Everyday new children are born, or as we like to think of them, future gamers. However, they’re not going to enter the world rolling dice. With any hobby that we enjoy, there’s an art to introducing the younger generation to it. There’s no better recipe to make your kids hate games than to push them into playing. Getting them to enjoy your hobby as much as you do takes time, listening, and above all, patience. Just by their very nature, kids will want to take part in the things you love, so make the hobby as welcoming to them as possible, and you’ll find you have a gaming partner for life.
For this week’s CMON Feature Friday, we talked to some experts in the field of gaming with children and got some great ideas on how to turn your mini-me into a lover of games.
Stephen Sauer is a game designer and father of two young kids. As a family, they do almost everything together. But like a lot of things, getting his kids into gaming was a process.
“We started playing card based games with them around three years old. Their hands were so small we had to get special paddles shaped like table tennis rackets to hold and fan out a handful of cards,” said Sauer.
“The biggest challenge, and one that we still face, is losing. We’ve cut back on direct conflict games where single players can be targeted or attacked, and have recently introduced them to deeper co-operative games.”
Kids often have a tough time dealing with the concept of losing, and although it’s a great lesson for them to learn for later in life, each individual loss sticks with them a lot more at that younger age.
Sauer has been able to apply his role as a father to his designs. He explains, “Being a parent has definitely helped shape my game designs. I’m much more focused on keeping players engaged during downtime, stripping down and simplifying my mechanics.”
He wants to create games that can be enjoyed by adults and by kids.
“After I play test a game design, I’ll ask myself: If my kids were to play this, would they ask to play it again right away? If the answer is no, then I need to make some serious changes.”
Sauer has excellent advice for introducing young players to games. “My biggest tip to help introduce kids to gaming is to challenge them. Kids have incredible minds and can learn surprisingly complex mechanics. Start with short play time games, so you can play them repeatedly. This helps them move past the surface of the game, allowing them to explore different strategies to win.”
Helaina Cappel is a bit of an expert when it comes to playing board games with young folk. She’s a school teacher who incorporates games into her lessons as much as possible, and she has two young children of her own. Cappel also designs board games and runs her own publishing company: Kids Table Board Gaming. When Cappel’s son turned just 3 years old, she could already see his readiness to learn to play games.
“I really disliked playing all of the games that, at that point, were available to us with our young children.

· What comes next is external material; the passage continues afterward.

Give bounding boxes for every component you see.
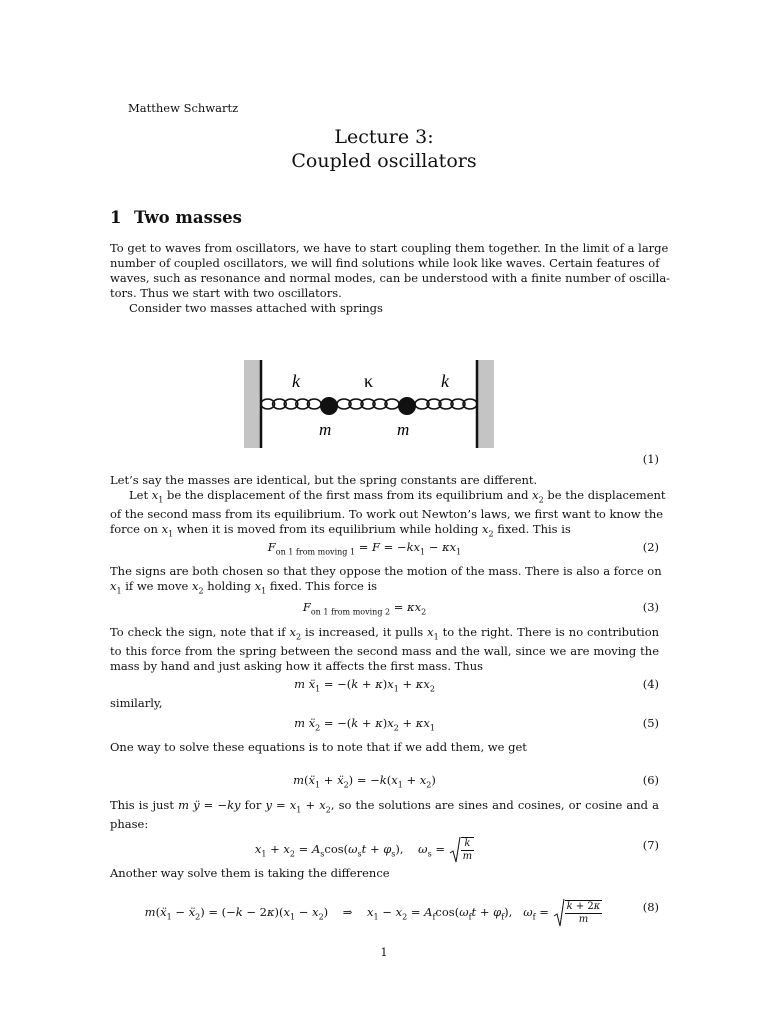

Not only are they limited in the way kids interacted with them, they are so boring for me,” remembers Cappel. “I never expected to be completely engaged playing with a 3-year-old, but I did want to enjoy the experience.”

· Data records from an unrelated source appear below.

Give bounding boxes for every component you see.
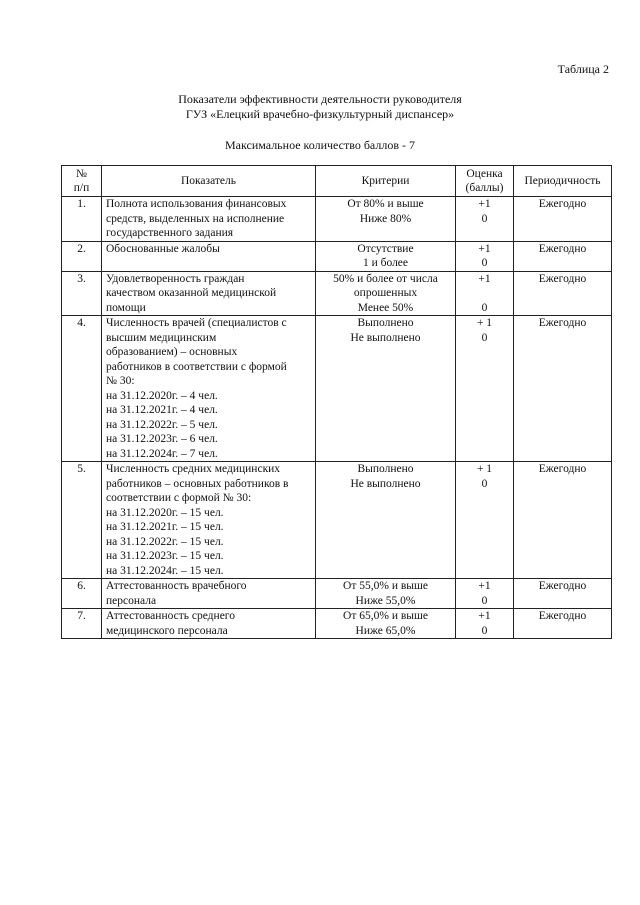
row-number: 2. bbox=[62, 241, 102, 271]
table-row bbox=[62, 609, 612, 639]
score-text: + 1 bbox=[476, 463, 493, 475]
criteria-cell bbox=[316, 609, 456, 639]
criteria-text: Ниже 80% bbox=[359, 212, 412, 225]
periodicity-cell: Ежегодно bbox=[514, 579, 612, 609]
indicator-text: № 30: bbox=[106, 375, 135, 387]
indicator-text: на 31.12.2021г. – 4 чел. bbox=[106, 404, 218, 416]
indicator-text: на 31.12.2021г. – 15 чел. bbox=[106, 521, 224, 533]
indicator-text: Обоснованные жалобы bbox=[106, 242, 220, 255]
indicator-cell bbox=[102, 316, 316, 462]
score-text: 0 bbox=[481, 301, 488, 314]
document-title bbox=[0, 92, 640, 122]
criteria-text: Выполнено bbox=[357, 317, 414, 329]
score-cell bbox=[456, 197, 514, 242]
criteria-text: Выполнено bbox=[357, 463, 414, 475]
indicator-text: персонала bbox=[106, 594, 157, 607]
row-number: 7. bbox=[62, 609, 102, 639]
periodicity-cell: Ежегодно bbox=[514, 241, 612, 271]
table-row bbox=[62, 197, 612, 242]
indicator-cell bbox=[102, 241, 316, 271]
criteria-text: Отсутствие bbox=[357, 242, 414, 255]
criteria-text: опрошенных bbox=[353, 287, 418, 299]
indicator-text: высшим медицинским bbox=[106, 331, 217, 344]
criteria-cell bbox=[316, 579, 456, 609]
score-text: +1 bbox=[478, 242, 491, 255]
criteria-text: От 65,0% и выше bbox=[343, 610, 428, 622]
performance-indicators-table bbox=[61, 165, 612, 639]
header-period: Периодичность bbox=[514, 166, 612, 197]
score-text: 0 bbox=[481, 477, 488, 490]
score-text: +1 bbox=[478, 580, 491, 592]
criteria-cell bbox=[316, 197, 456, 242]
table-row bbox=[62, 316, 612, 462]
periodicity-cell: Ежегодно bbox=[514, 609, 612, 639]
criteria-cell bbox=[316, 316, 456, 462]
criteria-cell bbox=[316, 462, 456, 579]
periodicity-cell: Ежегодно bbox=[514, 197, 612, 242]
score-text: + 1 bbox=[476, 317, 493, 329]
indicator-text: медицинского персонала bbox=[106, 624, 228, 637]
indicator-cell bbox=[102, 271, 316, 316]
score-text: 0 bbox=[481, 331, 488, 344]
score-cell bbox=[456, 316, 514, 462]
indicator-cell bbox=[102, 462, 316, 579]
score-text: 0 bbox=[481, 212, 488, 225]
score-text bbox=[460, 286, 509, 301]
header-num: № п/п bbox=[62, 166, 102, 197]
score-text: 0 bbox=[481, 594, 488, 607]
score-text: 0 bbox=[481, 257, 488, 269]
row-number: 3. bbox=[62, 271, 102, 316]
criteria-text: 50% и более от числа bbox=[333, 272, 438, 285]
indicator-text: Удовлетворенность граждан bbox=[106, 272, 245, 285]
row-number: 1. bbox=[62, 197, 102, 242]
criteria-text: Ниже 55,0% bbox=[355, 594, 416, 607]
indicator-text: на 31.12.2022г. – 15 чел. bbox=[106, 535, 224, 548]
row-number: 4. bbox=[62, 316, 102, 462]
indicator-text: Численность врачей (специалистов с bbox=[106, 317, 287, 329]
row-number: 5. bbox=[62, 462, 102, 579]
score-cell bbox=[456, 609, 514, 639]
indicator-text: на 31.12.2024г. – 15 чел. bbox=[106, 564, 224, 577]
max-score-caption: Максимальное количество баллов - 7 bbox=[224, 138, 416, 152]
criteria-text: Менее 50% bbox=[357, 301, 414, 314]
indicator-text: Полнота использования финансовых bbox=[106, 198, 287, 210]
indicator-text: работников – основных работников в bbox=[106, 477, 289, 490]
indicator-cell bbox=[102, 609, 316, 639]
table-row bbox=[62, 241, 612, 271]
periodicity-cell: Ежегодно bbox=[514, 462, 612, 579]
criteria-text: Не выполнено bbox=[350, 477, 421, 490]
indicator-text: образованием) – основных bbox=[106, 346, 238, 358]
table-row bbox=[62, 271, 612, 316]
criteria-text: 1 и более bbox=[362, 257, 409, 269]
table-body bbox=[62, 197, 612, 639]
table-number-label: Таблица 2 bbox=[557, 62, 609, 76]
indicator-text: на 31.12.2022г. – 5 чел. bbox=[106, 418, 218, 431]
score-text: +1 bbox=[478, 198, 491, 210]
header-criteria: Критерии bbox=[316, 166, 456, 197]
criteria-text: Не выполнено bbox=[350, 331, 421, 344]
periodicity-cell: Ежегодно bbox=[514, 316, 612, 462]
header-indicator: Показатель bbox=[102, 166, 316, 197]
indicator-text: Аттестованность врачебного bbox=[106, 580, 247, 592]
indicator-text: Численность средних медицинских bbox=[106, 463, 281, 475]
indicator-cell bbox=[102, 579, 316, 609]
periodicity-cell: Ежегодно bbox=[514, 271, 612, 316]
score-cell bbox=[456, 271, 514, 316]
criteria-text: От 80% и выше bbox=[347, 198, 424, 210]
score-text: +1 bbox=[478, 272, 491, 285]
indicator-text: государственного задания bbox=[106, 227, 234, 239]
indicator-text: Аттестованность среднего bbox=[106, 610, 235, 622]
indicator-text: работников в соответствии с формой bbox=[106, 360, 287, 373]
score-cell bbox=[456, 241, 514, 271]
header-score: Оценка (баллы) bbox=[456, 166, 514, 197]
criteria-text: Ниже 65,0% bbox=[355, 624, 416, 637]
indicator-text: качеством оказанной медицинской bbox=[106, 287, 277, 299]
title-line: Показатели эффективности деятельности руководителя bbox=[178, 92, 462, 106]
header-row bbox=[62, 166, 612, 197]
criteria-cell bbox=[316, 271, 456, 316]
indicator-text: соответствии с формой № 30: bbox=[106, 492, 252, 504]
table-row bbox=[62, 579, 612, 609]
indicator-text: на 31.12.2023г. – 6 чел. bbox=[106, 433, 218, 445]
score-text: 0 bbox=[481, 624, 488, 637]
indicator-text: помощи bbox=[106, 301, 146, 314]
title-line: ГУЗ «Елецкий врачебно-физкультурный диспансер» bbox=[185, 107, 455, 121]
indicator-text: на 31.12.2020г. – 15 чел. bbox=[106, 506, 224, 519]
indicator-text: на 31.12.2024г. – 7 чел. bbox=[106, 447, 218, 460]
score-text: +1 bbox=[478, 610, 491, 622]
criteria-text: От 55,0% и выше bbox=[343, 580, 428, 592]
indicator-text: средств, выделенных на исполнение bbox=[106, 212, 285, 225]
indicator-cell bbox=[102, 197, 316, 242]
score-cell bbox=[456, 579, 514, 609]
indicator-text: на 31.12.2023г. – 15 чел. bbox=[106, 550, 224, 562]
criteria-cell bbox=[316, 241, 456, 271]
table-row bbox=[62, 462, 612, 579]
row-number: 6. bbox=[62, 579, 102, 609]
score-cell bbox=[456, 462, 514, 579]
indicator-text: на 31.12.2020г. – 4 чел. bbox=[106, 389, 218, 402]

Seeing some of the flaws in the existing games on the market, Cappel began to tweak the rules a bit to make the experience more fun.
She explains, “My biggest breakthrough was when I began to create house rules for our kids games. I did this to create a more engaging experience for them and for myself.”
It was that exploration with the rules that led her to her first game design: Foodfighters.
“When we designed Foodfighters, I realized that we had created a game that did something different. It naturally teaches kids how to use tactics WHILE they are playing,” said Cappel. “The best part is that adults love to play it! So began the Kids Table Board Gaming journey into publishing. We make games that everyone loves to play and that yield emergent strategy.”
Being both a designer and a parent makes Cappel especially adept at coming up with rule sets that challenge and entertain kids and adults alike. Her goal is to create games that bridge the generational gap.
“I essentially design games for my kids. To me, watching them make important decisions by analyzing is so amazing. My kids are our first playtesters. If the game doesn’t meet their standards, we will do something about it.”
Cappel has some excellent advice for parents looking to ease their kids into gaming.
“For first time kid-gamers, I would always choose a game with your child. Go to the store and find something that piques their interest. They might be interested in the theme, they might want a building game, they might even just want to knock stuff down. Let them choose,” she recommends. “The game should have very few mechanisms and rules. Overcomplicating their first experiences could turn them off of games completely. Once they have played a game a few times, and can accept that they might lose, I would introduce them to something a little more complicated. The goal is really just to have fun.”
We often think of board gaming as a family affair, but it doesn’t start off that way. We have to help ease kids into the experience. Listen to your children and respond to them by finding the types of games they want to try. Playing games together is one of the most rewarding things you can do as a family, and your kid’s introduction to the hobby will go a long way towards ensuring they keep coming back to the table.